EBP Y1 Flashcards
(51 cards)
What are randomised control trials good for?
Answering treatment and diagnosis questions.
They are considered the most reliable evidence when investigating the effect of an intervention.
?: volunteers are recruited from a sample of population, assesed for eligability and randomly assigned to groups. Investigation attempt to completely control the exposure.
What does PICOt stand for?
P: Patient/population/problem
I: intervention
C: comparison/control
O: outcome
When are randomised control trials usually used?
commonly used to verify the efficacy of a new treatment. EG: drug trials

What are the key features of a randomised control trial?
- Randomly allocated
- Always a control group
What are the issues with randomised control trials?
- Expensive
- Appropreate: not always the right study design to answer the question
- Ethical: is it ethihcal to randomly assign treatment?

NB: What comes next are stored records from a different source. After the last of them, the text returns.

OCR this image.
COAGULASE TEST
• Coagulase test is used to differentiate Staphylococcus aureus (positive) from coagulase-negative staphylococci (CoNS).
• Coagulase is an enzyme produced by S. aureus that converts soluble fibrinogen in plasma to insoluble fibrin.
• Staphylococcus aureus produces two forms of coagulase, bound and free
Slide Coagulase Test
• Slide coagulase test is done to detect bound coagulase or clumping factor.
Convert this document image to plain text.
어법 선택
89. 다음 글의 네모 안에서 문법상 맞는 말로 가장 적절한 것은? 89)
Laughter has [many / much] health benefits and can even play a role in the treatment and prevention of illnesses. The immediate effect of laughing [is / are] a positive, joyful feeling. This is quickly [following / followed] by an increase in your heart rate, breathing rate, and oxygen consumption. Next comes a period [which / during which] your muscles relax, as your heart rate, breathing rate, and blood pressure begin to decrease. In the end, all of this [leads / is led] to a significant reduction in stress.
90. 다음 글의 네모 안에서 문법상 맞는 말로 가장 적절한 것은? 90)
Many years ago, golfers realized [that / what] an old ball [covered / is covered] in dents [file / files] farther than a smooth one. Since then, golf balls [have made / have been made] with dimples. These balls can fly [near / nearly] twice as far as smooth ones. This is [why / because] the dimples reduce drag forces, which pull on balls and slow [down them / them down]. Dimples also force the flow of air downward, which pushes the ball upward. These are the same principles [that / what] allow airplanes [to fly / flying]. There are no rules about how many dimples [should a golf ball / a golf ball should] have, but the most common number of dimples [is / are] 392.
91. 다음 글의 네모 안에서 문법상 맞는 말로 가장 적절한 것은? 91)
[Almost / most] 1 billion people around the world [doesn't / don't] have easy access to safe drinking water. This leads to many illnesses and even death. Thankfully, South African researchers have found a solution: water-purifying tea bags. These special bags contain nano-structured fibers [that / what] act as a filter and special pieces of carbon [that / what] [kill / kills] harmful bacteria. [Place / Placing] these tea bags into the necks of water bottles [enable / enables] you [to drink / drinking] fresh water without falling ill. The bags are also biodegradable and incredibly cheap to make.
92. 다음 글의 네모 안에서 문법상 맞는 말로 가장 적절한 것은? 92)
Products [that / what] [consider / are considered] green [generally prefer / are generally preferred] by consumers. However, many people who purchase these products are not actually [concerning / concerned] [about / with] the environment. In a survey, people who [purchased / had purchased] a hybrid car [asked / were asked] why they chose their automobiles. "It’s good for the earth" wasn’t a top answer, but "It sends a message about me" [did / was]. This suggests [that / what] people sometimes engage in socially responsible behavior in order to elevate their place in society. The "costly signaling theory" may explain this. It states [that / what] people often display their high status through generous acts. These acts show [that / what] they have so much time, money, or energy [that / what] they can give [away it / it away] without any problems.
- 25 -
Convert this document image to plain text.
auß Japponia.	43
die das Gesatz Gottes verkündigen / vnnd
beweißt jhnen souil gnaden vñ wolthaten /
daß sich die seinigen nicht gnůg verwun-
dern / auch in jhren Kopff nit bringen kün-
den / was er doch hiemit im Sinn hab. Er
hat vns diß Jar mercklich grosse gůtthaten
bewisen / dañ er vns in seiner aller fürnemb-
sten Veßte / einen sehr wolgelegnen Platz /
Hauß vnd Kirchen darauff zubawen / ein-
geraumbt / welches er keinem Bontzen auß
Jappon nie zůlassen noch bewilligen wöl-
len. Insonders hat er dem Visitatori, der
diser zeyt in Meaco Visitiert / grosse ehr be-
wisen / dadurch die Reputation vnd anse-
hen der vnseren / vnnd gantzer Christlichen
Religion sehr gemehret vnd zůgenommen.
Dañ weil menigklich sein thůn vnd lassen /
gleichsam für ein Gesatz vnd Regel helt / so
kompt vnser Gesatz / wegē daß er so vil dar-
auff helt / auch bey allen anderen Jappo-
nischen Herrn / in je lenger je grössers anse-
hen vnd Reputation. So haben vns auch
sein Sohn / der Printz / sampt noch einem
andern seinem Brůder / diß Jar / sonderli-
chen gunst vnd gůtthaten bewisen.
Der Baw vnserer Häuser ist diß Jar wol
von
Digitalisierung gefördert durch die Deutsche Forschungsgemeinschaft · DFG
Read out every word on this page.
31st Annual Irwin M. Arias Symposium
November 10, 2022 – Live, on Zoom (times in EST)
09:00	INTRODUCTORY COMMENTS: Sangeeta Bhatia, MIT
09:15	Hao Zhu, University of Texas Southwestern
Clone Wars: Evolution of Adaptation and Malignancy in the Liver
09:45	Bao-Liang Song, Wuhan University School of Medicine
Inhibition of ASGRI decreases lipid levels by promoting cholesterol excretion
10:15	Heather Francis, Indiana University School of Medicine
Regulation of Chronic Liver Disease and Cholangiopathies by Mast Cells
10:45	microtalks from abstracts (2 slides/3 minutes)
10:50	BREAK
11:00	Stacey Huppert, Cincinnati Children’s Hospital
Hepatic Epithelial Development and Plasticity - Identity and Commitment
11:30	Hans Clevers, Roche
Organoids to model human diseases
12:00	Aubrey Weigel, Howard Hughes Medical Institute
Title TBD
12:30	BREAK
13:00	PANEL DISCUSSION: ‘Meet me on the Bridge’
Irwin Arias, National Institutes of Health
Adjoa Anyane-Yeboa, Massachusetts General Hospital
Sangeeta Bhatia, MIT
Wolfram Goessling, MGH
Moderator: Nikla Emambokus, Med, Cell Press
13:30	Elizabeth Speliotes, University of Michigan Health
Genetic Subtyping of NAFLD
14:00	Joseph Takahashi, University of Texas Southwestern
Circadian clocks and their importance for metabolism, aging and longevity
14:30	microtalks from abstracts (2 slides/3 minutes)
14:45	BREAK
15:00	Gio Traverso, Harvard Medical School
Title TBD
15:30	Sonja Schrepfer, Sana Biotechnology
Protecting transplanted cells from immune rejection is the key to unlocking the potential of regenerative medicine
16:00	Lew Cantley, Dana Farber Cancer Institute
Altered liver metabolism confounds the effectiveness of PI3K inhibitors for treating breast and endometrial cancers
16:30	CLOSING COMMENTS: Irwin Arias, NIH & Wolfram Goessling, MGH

What is the major difference between controlled and uncontrolled studies?
uncontrolled: all participants given the same new treatment no directly comparable group
cannot compare effects with any other group who didn’t recieve treatment
Controlled: presence of a comparison group. Allows for potential bias due to external influences during the study
What does concealment mean?
Sequence of treatment allocation is unknown, helps reduce posibility of interence with group allocations to maintain randomisation.
What does blinding mean?
Where the actual treatment allocation is unknown. Instead of groups placebo and drug its drug A and drug B
There is single blind trial and double blind trial
What is a parallel group trial?
Comparison of two treatments, random allocation. Can be two completely separate treatments or different doeses of the same.
What is a cross over trial?
What are teh advantages and disadvantages of this?
Patients recieve a sequence of at least two treatments during different time periods. They cross over treatments to another during the trial.
More balanced, participants recive same number of treatments, each paticipant will recive all treatments.
Advantages: Each participant is thier own matched control so it requires fewer participants, reduction in variability.
Disadvantages: Potential for carryover effect, response to previous treatment effectng response for current treatment, this causes bias.
washout period is the time between treatment periods.
What can be done about non-compliance?
- per-protocol : exclude data from the individual who didn’t comply
- As-Treated: reassign the individual to the control group
- Intention-to-treat: keep to individual in thier original randomised group
What are the two conditions of intention to treat?
- all randomised participants should be included in the analysis
- All participants are retained in the group to which they were randomised.
considered misrepresentitive of the data
What are the different types of bias?
- Selection: systematic differences in the baseline characteristics between treatment groups
- Performance: differneces in care or other exposures between treatment in groups than teh intervention of interest.
- Attrition bias: difference in the withdrawals between treatment groups
- Detection or assessor bias: difference between treatment groups and how outcomes are measured/determined
- Reporting bias: difference between the reported and unreported findings.
What is the ideal study design?
- randomisation of pateints
- a concurrent control group
- double-blinding of pateints and assesors
What is the number needed to treat?
The average number of pateints who need to be treated to prevent an additional negative outcome
if NNT = 1 : everyone from intervention group has improved
NNT = 1/ absolute risk reduction
If the outcome of a trial is continuous how is the difference expressed?
Difference in means
confidence intervals
strength of evidence “p”
What is the number needed to harm?
represents the number of pateints who would need to take the intervention for one pateint to experience a harmful event of interest. This number should be as high as possible
NNH = 1/ absolute risk increase
critical appraisal
RAMMbo
what is on the xfactor of making evidence based decisions?
- epidemiological evidence
- system features: economic legal, political, public health
- patient clinical circumstances: physical health, social, psycological
- values and preferences: person, family, community, practitioner
What increases the strength of the evidence?
The more its reviewed and summarised. IE not the original studies
what are the types of questions?
Background: what is hypertension? How is blood pressure regulated?
Foreground: What happens when pateints with hypertension don’t get treatment?
What are the benefits home home monitoring blood pressure?